Brandis argued that the Human Rights Commission is not a court and not protected like the judiciary:

It should never be above criticism. No institution of the executive Government should be beyond criticism and beyond scrutiny. Not the ministry, not the public service, not agencies within the executive Government.

This Parliament should be a guardian, a fierce guardian of its rights to call members of the executive, and agencies of the executive Government into account.

On that basis it is the duty of politicians under parliamentary privilege to attack public servants who can’t defend themselves.

Michael Bradley, the managing partner of Marque Lawyers, says that Brandis has trampled all over the conventions that govern his own role as first law officer. In the the Westminster system the Attorney-General is supposed to have a higher duty, beyond politics, as the primary defender of the rule of law and our system of justice. He sees the HRC as included in the system of justice. It’s important that the HRC should be free to say what the Government does not want to hear. His bottom line:

If Triggs’s testimony is correct, the fact that Brandis sought to remove her from her position by offering her another job raises serious questions about his integrity. Where his actions leave us is in the untenable situation that his working relationship with Professor Triggs is irretrievably broken.

Consequently, one of them will have to go. It shouldn’t be her.

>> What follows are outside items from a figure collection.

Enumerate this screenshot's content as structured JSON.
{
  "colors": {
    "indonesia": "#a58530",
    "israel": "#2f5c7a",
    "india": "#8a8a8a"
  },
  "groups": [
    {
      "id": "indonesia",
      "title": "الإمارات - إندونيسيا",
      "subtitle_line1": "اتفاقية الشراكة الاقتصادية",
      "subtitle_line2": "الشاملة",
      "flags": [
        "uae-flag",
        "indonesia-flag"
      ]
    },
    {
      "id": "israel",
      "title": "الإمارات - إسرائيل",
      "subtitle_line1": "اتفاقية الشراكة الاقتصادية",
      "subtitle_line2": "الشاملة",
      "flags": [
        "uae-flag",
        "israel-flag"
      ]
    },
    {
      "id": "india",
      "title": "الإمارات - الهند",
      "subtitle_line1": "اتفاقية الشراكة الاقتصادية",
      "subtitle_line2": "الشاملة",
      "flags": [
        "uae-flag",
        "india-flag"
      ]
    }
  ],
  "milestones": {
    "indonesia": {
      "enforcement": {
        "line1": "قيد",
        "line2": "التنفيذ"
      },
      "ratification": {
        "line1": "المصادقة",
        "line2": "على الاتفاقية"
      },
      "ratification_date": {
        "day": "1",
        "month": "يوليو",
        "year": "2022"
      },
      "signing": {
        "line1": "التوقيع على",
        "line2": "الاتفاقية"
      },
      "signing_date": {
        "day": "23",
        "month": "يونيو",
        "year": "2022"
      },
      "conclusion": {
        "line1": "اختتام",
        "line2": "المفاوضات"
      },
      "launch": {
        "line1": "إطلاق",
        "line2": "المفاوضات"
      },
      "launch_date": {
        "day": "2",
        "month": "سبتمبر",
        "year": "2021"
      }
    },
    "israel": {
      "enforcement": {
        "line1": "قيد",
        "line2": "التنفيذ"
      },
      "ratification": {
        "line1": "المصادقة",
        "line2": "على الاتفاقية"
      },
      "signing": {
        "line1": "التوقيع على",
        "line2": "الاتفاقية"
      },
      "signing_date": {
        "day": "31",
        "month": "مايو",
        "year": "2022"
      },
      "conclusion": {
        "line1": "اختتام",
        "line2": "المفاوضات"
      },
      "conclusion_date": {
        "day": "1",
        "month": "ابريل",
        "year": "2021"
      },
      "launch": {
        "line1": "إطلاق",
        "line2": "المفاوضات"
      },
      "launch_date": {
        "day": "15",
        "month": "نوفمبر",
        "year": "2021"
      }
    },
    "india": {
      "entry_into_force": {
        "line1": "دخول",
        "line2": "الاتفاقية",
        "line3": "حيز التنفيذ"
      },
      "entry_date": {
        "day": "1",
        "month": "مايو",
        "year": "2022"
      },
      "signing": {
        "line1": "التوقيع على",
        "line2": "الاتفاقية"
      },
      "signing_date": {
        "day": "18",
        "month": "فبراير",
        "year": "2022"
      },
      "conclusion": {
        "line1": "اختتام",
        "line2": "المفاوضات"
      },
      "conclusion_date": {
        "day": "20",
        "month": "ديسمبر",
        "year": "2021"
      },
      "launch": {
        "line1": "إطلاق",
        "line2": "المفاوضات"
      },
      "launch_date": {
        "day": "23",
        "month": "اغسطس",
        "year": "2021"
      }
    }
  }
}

Denis Muller at The Conversation argues that The Australian newspaper has been running a concerted campaign on the Triggs issue. The paper’s position is ideological, he says, and inappropriate for the fourth estate.

ABC FactCheck has found Gillian Triggs’ assertion that in the first months of the Coalition Government the time children spent in immigration detention “was reaching quite exceptional levels” is correct.

Innes also criticised Tim Wilson’s appointment as human rights commissioner without a selection process and fresh from the Institute of Public Affairs, whose policy was to abolish the Commission. This left Susan Ryan covering disabilities as well as age discrimination, an unfair burden.

My earlier post is here.

3 thoughts on “Brandis – doing his job?”

  1. We pay those in the Public Service and in similar organizations, including the Judiciary and the Defence Force, to give their advice “Without Fear Or Favour” and to act in the best interests of whole country and its future.

    We expect their integrity to be always under scrutiny, but, unless they have given good reason for it happen (such as in blatant corruption or similar criminality) never under attack.

    When this doesn’t happen, we are cheated . Our own money is misspent. Those who we have hired or will hire to work for our best interests and our future are hindered.

    Personality clashes, displays of vanity and very strong differences of opinion are common enough in any large organization but I have heard of no actual reason attack Gillian Trigg’s integrity itself …. though I dislike her, her timing and her manner.

    I see this as extending way beyond trying to intimidate Triggs herself and as attempt to intimidate ALL Public Servants and those in related organizations. As Voltaire put it, “The English hang an admiral from time to time, to encourage the others.”

    If I am right, then the mismanagement of our employees doesn’t just stop at Brandis; he may have been just the message-boy for a collective strategy from OUTSIDE of Parliament as well as inside it – and so I do wonder what the next stunt will be.

    Anyway, the No Confidence motion was a good start – so long as our MHRs and Senators don’t just let the matter rest.

  2. Graham I gather Labor spent the whole week attacking the LNP on this issue in Question Time in the lower house. I’m not sure what more they can do.

  3. Brian: Responding to attacks on the relative independence of our officials is an issue that should not be left to politicians alone.
    It’s the duty of every citizen too.
    You’ve made a start by putting this article on your blog. I’ve made a start by commenting on it. We can encourage our fellow citizens to respond to this threat to good order and democracy in their own way – and not just sit back an watch it all happening.